The Moral of the Story

I think in the story of the Stanford student the lesson is not that he does not think solving homelessness is impossible, but that he wants his grandchildren to experience the joy of service. Not the selfish joy of "helping someone" though this is always a nice feeling, but the joy of watching a person or a situation gone wrong change! This joy and these experiences offer more to us than any lesson we can learn in a classroom. Granted, many people learn better by reading or studying, however, most people learn and grow with hands on experiences. Experiences that change us and can not be taught in a classroom. These hands on experiences offer lifelong lessons. Whether you are reading/talking to an elderly person or serving soup at a homeless shelter, a person learns from the experiences of others. Our experiences build upon one another. It is just like in the previous chapters where we discussed learning from other peoples stories.
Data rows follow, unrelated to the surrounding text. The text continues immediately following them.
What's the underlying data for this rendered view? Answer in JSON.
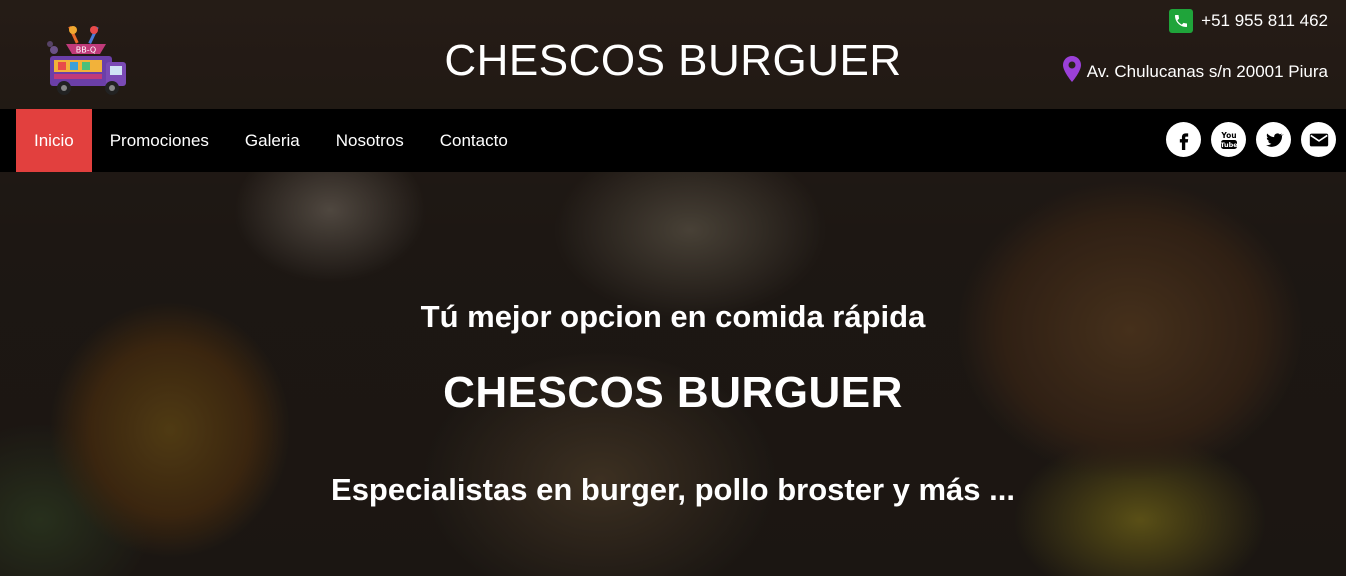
{
  "header": {
    "title": "CHESCOS BURGUER",
    "logo_icon": "food-truck-bbq-logo",
    "logo_text": "BB-Q",
    "phone": "+51 955 811 462",
    "address": "Av. Chulucanas s/n 20001 Piura",
    "phone_icon_color": "#1fa43a",
    "pin_icon_color": "#9b40d9"
  },
  "nav": {
    "items": [
      {
        "label": "Inicio",
        "active": true
      },
      {
        "label": "Promociones",
        "active": false
      },
      {
        "label": "Galeria",
        "active": false
      },
      {
        "label": "Nosotros",
        "active": false
      },
      {
        "label": "Contacto",
        "active": false
      }
    ],
    "active_color": "#e2403e",
    "background": "#000000"
  },
  "social": [
    {
      "icon": "facebook-icon"
    },
    {
      "icon": "youtube-icon",
      "text": "You Tube"
    },
    {
      "icon": "twitter-icon"
    },
    {
      "icon": "email-icon"
    }
  ],
  "hero": {
    "tagline": "Tú mejor opcion en comida rápida",
    "title": "CHESCOS BURGUER",
    "subtitle": "Especialistas en burger, pollo broster y más ..."
  }
}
Although the thought of everyone having a home, where no one would be forced to sleep in shelters or on the streets would be amazing, I find that it would be improbable. I'm normally a very positive person, however, to me this idea is unrealistic. Unfortunately, we will always struggle financially as well as emotionally which is how many people end up on the street. I think it is improbable that the world would be able to provide for all of these people who are struggling. The best we can do is help the organizations help them.
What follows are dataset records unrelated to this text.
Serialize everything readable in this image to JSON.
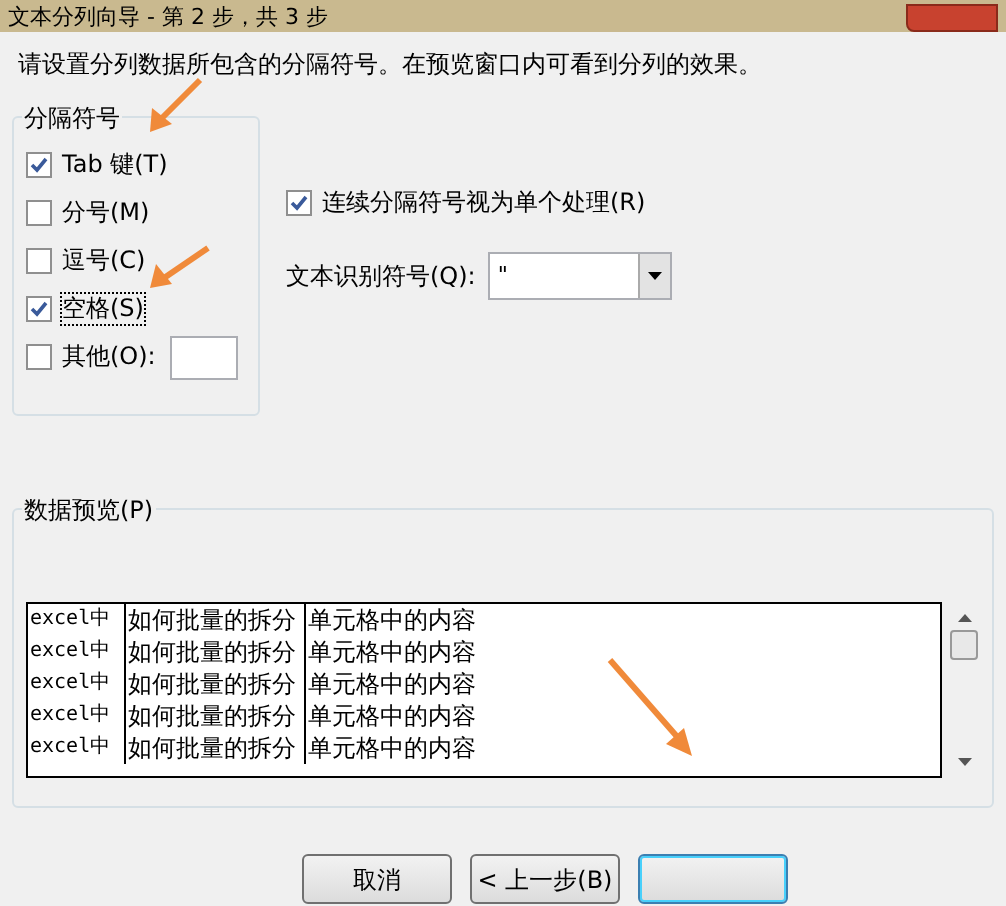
{
  "window": {
    "title": "文本分列向导 - 第 2 步，共 3 步"
  },
  "instruction": "请设置分列数据所包含的分隔符号。在预览窗口内可看到分列的效果。",
  "delimiters": {
    "title": "分隔符号",
    "items": [
      {
        "label": "Tab 键(T)",
        "checked": true,
        "focused": false
      },
      {
        "label": "分号(M)",
        "checked": false,
        "focused": false
      },
      {
        "label": "逗号(C)",
        "checked": false,
        "focused": false
      },
      {
        "label": "空格(S)",
        "checked": true,
        "focused": true
      },
      {
        "label": "其他(O):",
        "checked": false,
        "focused": false,
        "has_field": true
      }
    ]
  },
  "consecutive": {
    "label": "连续分隔符号视为单个处理(R)",
    "checked": true
  },
  "qualifier": {
    "label": "文本识别符号(Q):",
    "value": "\""
  },
  "preview": {
    "title": "数据预览(P)",
    "rows": [
      [
        "excel中",
        "如何批量的拆分",
        "单元格中的内容"
      ],
      [
        "excel中",
        "如何批量的拆分",
        "单元格中的内容"
      ],
      [
        "excel中",
        "如何批量的拆分",
        "单元格中的内容"
      ],
      [
        "excel中",
        "如何批量的拆分",
        "单元格中的内容"
      ],
      [
        "excel中",
        "如何批量的拆分",
        "单元格中的内容"
      ]
    ]
  },
  "buttons": [
    {
      "label": "取消",
      "kind": "normal"
    },
    {
      "label": "< 上一步(B)",
      "kind": "normal"
    },
    {
      "kind": "default"
    }
  ]
}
Yet, I too hope that my grandchildren will be able to experience what I have been blessed to take part in. I know that if they are able to experience some of the struggles and stories I have heard, they will be sure to help in social activism and will hopefully pass that on to their grandchildren and so on...
With this I still think we can change to world one step, one generation at a time.

1 comment:

Enrique Cardon said...

Great job Alyssa! I did not even think about the emotional aspects of it all. It must be so painful knowing that you do not have anywhere to sleep, or not knowing where your next meal is coming from.